Basic accelerometer program.py
The accelerometers measure how fast the microbit device is accelerating. Acceleration is the rate of increase of speed, and is often mentioned when people speak about cars, for example when someone says “…it accelerates well from traffic lights …” they are talking about the rate of increase of speed of the car.

When we talk about the acceleration of a car, it is ‘relative’ to the forward direction of the car. The car could also move in two other directions (measured relative to the driver sat in the front seat) – sideways (for example if it was hit by a lorry pulling out of a side road), or upwards/downwards (this would be unusual).

With the microbit, it reports acceleration along three axis:
X – tilting from left to right.
Y – tilting forwards and backwards.
Z – moving up and down.
(so a bit different as tilting isnt the same as moving in a direction, and I am used to x and y being at right angles, like the axis on a graph )

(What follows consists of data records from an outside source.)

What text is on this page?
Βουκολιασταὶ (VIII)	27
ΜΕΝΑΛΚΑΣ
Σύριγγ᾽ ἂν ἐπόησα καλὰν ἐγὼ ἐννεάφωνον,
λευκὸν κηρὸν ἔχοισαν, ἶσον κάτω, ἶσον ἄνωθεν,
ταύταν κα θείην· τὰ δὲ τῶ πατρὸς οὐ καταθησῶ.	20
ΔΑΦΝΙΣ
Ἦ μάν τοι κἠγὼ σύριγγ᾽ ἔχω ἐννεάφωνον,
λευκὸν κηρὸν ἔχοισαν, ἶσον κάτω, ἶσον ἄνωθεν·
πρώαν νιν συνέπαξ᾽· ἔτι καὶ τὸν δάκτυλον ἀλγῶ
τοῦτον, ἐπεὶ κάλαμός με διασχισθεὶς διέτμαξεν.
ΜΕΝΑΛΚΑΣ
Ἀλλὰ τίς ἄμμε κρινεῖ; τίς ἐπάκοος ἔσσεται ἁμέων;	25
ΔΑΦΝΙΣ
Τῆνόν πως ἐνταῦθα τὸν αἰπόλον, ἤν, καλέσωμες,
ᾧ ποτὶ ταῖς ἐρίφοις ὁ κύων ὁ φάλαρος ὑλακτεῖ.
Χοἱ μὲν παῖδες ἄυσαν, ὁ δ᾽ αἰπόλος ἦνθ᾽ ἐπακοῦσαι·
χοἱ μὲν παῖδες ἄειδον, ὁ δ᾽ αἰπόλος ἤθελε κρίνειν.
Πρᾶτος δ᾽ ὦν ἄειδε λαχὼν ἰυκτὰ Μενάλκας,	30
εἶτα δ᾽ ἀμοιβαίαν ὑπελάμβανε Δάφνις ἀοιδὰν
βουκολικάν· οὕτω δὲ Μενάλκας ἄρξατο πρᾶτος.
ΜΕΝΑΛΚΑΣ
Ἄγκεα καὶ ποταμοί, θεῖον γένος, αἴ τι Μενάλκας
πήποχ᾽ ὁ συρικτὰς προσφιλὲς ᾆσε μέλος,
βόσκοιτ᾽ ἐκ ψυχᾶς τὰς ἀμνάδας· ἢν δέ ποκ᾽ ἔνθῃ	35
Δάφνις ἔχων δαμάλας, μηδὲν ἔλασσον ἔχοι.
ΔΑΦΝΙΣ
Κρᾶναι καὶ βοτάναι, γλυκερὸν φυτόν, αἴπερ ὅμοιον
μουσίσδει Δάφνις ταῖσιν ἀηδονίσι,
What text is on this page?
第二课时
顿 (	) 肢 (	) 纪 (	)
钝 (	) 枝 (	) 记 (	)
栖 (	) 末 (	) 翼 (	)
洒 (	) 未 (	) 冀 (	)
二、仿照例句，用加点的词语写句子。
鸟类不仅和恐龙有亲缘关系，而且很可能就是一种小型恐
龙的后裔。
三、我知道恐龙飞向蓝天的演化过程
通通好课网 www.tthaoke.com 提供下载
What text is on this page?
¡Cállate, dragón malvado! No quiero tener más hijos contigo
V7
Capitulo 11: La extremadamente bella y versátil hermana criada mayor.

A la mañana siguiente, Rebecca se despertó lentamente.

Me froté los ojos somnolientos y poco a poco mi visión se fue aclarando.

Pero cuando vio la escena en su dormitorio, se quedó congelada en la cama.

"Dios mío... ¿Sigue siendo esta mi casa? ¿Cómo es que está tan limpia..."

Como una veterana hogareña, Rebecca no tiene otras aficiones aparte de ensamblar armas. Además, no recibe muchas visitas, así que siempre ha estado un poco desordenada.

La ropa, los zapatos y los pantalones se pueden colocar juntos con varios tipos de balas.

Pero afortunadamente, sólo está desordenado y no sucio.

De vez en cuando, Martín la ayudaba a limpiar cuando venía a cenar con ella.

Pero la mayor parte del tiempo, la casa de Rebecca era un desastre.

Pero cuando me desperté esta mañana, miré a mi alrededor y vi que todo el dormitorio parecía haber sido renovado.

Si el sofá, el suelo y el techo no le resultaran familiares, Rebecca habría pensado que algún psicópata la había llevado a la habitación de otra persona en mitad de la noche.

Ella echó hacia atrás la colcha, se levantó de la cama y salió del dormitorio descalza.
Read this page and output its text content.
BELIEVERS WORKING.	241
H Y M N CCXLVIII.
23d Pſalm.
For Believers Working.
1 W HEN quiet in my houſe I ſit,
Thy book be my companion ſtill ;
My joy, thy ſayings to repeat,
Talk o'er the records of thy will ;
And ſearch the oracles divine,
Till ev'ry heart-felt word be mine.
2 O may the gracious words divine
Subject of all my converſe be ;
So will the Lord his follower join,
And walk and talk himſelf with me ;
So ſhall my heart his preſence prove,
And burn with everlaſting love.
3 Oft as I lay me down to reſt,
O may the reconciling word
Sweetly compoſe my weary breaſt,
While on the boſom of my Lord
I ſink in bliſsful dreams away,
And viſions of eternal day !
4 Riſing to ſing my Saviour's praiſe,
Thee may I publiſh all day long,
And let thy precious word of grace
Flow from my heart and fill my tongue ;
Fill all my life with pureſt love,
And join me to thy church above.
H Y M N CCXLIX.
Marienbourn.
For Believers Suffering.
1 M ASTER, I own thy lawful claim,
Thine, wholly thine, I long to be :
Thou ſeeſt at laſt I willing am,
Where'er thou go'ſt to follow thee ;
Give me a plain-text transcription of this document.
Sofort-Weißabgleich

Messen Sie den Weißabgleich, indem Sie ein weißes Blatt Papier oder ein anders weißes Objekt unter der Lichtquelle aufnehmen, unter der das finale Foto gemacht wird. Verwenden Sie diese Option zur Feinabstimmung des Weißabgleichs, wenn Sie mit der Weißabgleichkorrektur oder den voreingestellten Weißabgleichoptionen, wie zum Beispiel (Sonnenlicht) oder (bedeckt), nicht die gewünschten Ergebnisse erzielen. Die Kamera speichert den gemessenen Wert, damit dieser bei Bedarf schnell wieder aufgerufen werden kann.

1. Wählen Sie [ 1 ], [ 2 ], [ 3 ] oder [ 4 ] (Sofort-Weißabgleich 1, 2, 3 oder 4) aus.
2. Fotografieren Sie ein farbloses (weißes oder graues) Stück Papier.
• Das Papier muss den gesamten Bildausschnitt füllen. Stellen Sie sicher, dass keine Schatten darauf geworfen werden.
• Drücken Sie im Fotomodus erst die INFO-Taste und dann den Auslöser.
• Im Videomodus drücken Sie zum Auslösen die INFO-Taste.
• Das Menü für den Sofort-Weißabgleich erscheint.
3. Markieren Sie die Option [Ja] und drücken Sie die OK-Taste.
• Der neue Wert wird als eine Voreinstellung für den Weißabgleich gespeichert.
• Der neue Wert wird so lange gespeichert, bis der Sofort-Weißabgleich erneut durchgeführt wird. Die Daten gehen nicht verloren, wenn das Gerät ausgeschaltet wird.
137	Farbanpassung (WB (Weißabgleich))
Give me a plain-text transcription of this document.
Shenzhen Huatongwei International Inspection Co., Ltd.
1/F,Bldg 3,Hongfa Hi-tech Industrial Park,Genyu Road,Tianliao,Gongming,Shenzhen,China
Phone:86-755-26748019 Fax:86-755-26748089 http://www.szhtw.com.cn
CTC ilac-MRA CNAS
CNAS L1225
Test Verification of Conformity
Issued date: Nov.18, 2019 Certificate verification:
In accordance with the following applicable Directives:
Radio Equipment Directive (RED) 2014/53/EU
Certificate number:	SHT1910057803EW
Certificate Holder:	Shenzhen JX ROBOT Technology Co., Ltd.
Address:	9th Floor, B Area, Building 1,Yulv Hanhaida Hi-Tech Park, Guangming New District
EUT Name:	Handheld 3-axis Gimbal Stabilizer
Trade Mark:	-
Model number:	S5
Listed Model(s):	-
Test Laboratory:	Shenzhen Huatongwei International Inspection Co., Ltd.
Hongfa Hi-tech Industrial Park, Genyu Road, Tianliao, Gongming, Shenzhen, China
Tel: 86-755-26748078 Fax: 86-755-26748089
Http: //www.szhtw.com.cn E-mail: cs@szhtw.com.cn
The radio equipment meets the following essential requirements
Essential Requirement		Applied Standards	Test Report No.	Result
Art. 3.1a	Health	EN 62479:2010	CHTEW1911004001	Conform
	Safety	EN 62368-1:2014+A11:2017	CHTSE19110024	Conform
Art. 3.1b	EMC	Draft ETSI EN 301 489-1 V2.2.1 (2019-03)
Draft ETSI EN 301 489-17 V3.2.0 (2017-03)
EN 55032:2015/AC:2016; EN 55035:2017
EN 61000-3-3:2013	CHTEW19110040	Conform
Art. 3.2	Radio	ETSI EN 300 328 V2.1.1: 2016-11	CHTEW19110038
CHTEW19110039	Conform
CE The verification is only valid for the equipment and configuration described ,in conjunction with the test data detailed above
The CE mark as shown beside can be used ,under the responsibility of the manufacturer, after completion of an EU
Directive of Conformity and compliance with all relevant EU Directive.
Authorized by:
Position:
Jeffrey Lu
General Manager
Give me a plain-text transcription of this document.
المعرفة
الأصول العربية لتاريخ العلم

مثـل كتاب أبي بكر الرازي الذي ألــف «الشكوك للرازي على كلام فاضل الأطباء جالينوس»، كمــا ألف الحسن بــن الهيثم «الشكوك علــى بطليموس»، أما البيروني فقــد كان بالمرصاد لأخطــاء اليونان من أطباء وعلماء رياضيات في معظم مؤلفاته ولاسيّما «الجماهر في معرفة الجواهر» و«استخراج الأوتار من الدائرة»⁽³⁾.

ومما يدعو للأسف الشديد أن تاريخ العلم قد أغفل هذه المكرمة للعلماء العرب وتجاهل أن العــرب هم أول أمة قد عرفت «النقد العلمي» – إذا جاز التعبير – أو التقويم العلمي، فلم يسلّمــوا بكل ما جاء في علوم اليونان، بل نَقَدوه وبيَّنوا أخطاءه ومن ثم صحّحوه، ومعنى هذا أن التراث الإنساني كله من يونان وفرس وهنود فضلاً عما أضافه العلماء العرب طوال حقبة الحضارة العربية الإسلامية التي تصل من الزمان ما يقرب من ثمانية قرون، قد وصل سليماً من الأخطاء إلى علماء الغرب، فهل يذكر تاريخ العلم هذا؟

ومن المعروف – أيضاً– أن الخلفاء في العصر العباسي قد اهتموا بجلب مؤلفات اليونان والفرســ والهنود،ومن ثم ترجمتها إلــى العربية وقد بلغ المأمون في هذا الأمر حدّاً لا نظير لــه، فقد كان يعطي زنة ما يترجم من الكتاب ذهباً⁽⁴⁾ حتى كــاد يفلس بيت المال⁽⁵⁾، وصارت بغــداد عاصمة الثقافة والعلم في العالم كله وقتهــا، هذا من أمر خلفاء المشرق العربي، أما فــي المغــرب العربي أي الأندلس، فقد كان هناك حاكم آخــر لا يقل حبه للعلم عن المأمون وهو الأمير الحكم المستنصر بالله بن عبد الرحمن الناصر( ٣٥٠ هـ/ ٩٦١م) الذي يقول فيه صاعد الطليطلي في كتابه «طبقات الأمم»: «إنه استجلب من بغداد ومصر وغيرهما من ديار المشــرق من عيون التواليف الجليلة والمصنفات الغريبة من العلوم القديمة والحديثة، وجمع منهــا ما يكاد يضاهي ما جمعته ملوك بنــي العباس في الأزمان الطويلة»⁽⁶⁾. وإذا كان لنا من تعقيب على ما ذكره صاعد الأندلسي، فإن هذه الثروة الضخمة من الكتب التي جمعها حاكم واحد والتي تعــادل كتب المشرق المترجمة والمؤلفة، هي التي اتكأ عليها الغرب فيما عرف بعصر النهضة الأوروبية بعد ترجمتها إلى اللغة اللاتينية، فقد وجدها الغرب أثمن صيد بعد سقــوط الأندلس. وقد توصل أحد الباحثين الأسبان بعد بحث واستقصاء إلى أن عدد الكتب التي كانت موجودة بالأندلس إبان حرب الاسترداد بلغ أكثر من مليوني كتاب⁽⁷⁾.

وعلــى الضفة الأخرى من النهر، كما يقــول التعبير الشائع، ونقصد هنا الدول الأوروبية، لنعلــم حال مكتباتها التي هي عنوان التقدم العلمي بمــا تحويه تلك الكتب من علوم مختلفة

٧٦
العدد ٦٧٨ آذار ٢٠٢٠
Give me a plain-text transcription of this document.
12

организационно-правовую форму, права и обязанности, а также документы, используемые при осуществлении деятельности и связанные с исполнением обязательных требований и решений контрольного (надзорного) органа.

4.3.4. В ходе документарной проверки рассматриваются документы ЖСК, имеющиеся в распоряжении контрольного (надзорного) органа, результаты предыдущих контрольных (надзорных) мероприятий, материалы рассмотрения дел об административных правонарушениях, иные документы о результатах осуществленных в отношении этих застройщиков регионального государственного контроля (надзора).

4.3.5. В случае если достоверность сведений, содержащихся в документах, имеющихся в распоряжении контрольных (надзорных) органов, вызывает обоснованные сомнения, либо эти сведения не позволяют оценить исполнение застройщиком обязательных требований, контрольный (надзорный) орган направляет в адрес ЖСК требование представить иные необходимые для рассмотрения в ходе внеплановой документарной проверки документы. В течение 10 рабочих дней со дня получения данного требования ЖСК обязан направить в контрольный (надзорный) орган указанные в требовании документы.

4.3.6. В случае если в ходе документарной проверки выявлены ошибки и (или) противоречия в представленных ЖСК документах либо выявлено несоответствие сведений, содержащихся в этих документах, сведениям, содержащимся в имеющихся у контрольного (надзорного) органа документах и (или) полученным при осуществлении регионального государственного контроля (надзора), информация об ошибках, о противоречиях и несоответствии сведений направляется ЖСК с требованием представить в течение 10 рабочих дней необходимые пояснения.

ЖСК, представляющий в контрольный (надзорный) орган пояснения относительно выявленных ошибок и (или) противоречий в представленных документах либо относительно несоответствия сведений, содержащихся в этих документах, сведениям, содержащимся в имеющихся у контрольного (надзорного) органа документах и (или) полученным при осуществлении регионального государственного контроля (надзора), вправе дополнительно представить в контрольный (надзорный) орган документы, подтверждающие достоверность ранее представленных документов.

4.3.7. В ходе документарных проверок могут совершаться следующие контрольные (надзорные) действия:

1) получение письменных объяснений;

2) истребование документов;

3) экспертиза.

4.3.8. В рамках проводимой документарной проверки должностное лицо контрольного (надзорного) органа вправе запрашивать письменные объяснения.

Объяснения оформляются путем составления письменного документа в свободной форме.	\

From what we were saying above, we might expect that if the microbit was sitting still on a table, it would not be accelerating in any direction.

When you run the program above, you need to ‘Open Serial’ to look at the values printed out, which shows the three values:
x, y and z values from the accelerometers
The interesting thing about this first program was that when the microbit was perfectly still, and importantly flat on a table, with the lights down, the ‘absolute’ (ie ignoring whether they are positive or negative) values for x/y/z were:
x: about 8
y: about 60
z: about 1000

I think I can explain these: the x- and y- values are not zero as the microbit does not sit exactly flat on my desk. If I tilt the microbit up or down from the side, I can change the x-value, and similarly, tilting it up and down, it changes the y-value.

The x- and y- values change a small amount every time they are output (and the numbers are always divisible by 4), but we can ignore this for now.

I can also explain the z value – this is the because gravity is acting on the micro bit. Having looked it up, an accelerometer is a tiny weight on a tiny spring, the more it moves, the more the current it generates. This video gives an explanation.

If I tilt the microbit, I can get the y value to zero, and again, if I tilt it sideways, I can get the x-value to zero.